Eine Impfquote von 95 Prozent in der Bevölkerung gilt als Zielwert, um Masern zurückzudrängen und bestenfalls – auf lange Sicht – auszurotten. Erschwert wird das Vorhaben durch Vorurteile rund um die Masern-Impfung: Diese würde selbst zu einer Erkrankung führen oder könnte Autismus verursachen, heißt es etwa.
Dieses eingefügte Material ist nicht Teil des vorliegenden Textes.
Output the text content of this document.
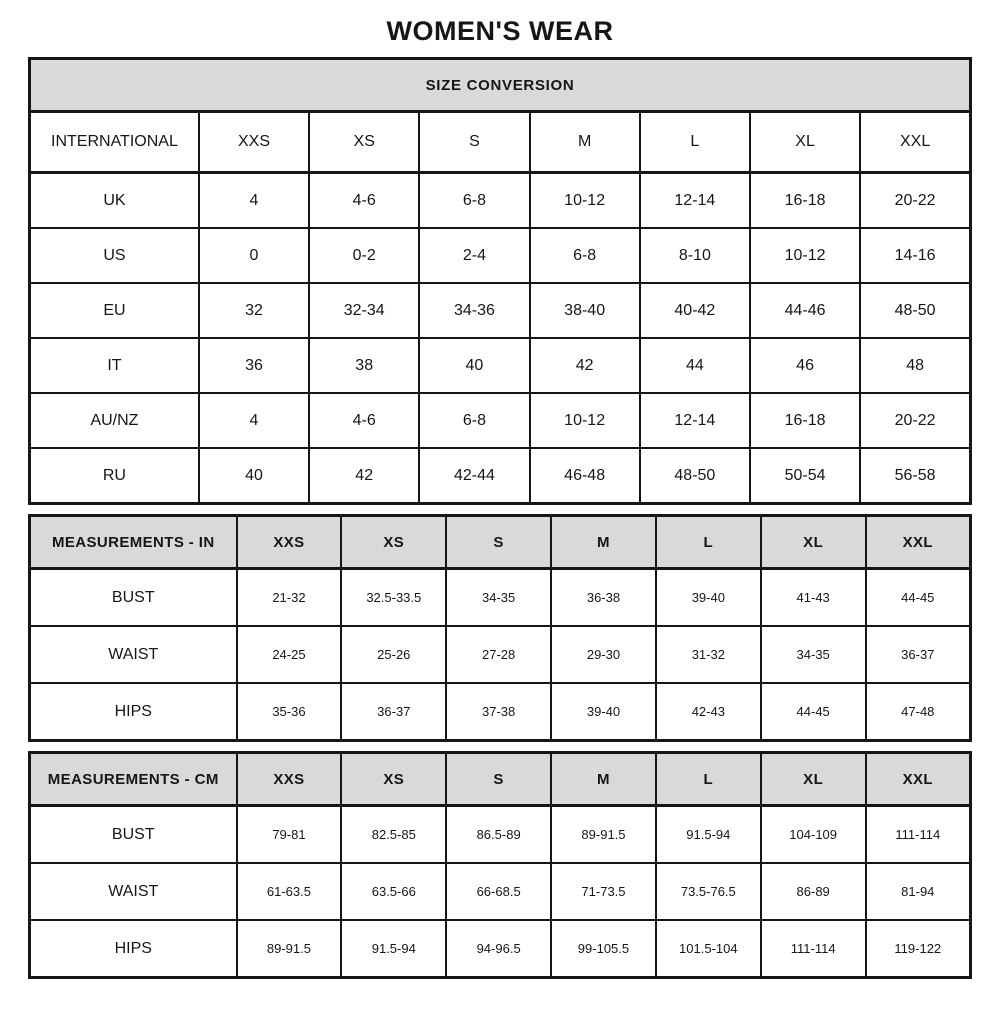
WOMEN'S WEAR
SIZE CONVERSION							
INTERNATIONAL	XXS	XS	S	M	L	XL	XXL
UK	4	4-6	6-8	10-12	12-14	16-18	20-22
US	0	0-2	2-4	6-8	8-10	10-12	14-16
EU	32	32-34	34-36	38-40	40-42	44-46	48-50
IT	36	38	40	42	44	46	48
AU/NZ	4	4-6	6-8	10-12	12-14	16-18	20-22
RU	40	42	42-44	46-48	48-50	50-54	56-58
MEASUREMENTS - IN	XXS	XS	S	M	L	XL	XXL
BUST	21-32	32.5-33.5	34-35	36-38	39-40	41-43	44-45
WAIST	24-25	25-26	27-28	29-30	31-32	34-35	36-37
HIPS	35-36	36-37	37-38	39-40	42-43	44-45	47-48
MEASUREMENTS - CM	XXS	XS	S	M	L	XL	XXL
BUST	79-81	82.5-85	86.5-89	89-91.5	91.5-94	104-109	111-114
WAIST	61-63.5	63.5-66	66-68.5	71-73.5	73.5-76.5	86-89	81-94
HIPS	89-91.5	91.5-94	94-96.5	99-105.5	101.5-104	111-114	119-122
Die medizinisch nicht haltbaren Thesen haben gerade unter Anhängern alternativer Medizin, mithin in meist wohlsituierten Kreisen, Konjunktur. Eine absichtliche Ansteckung der eigenen Kinder, damit diese die Erkrankung durchmachen und fortan von ihr verschont bleiben (etwa durch sogenannte „Masernpartys“), kann juristisch als Körperverletzung gewertet werden.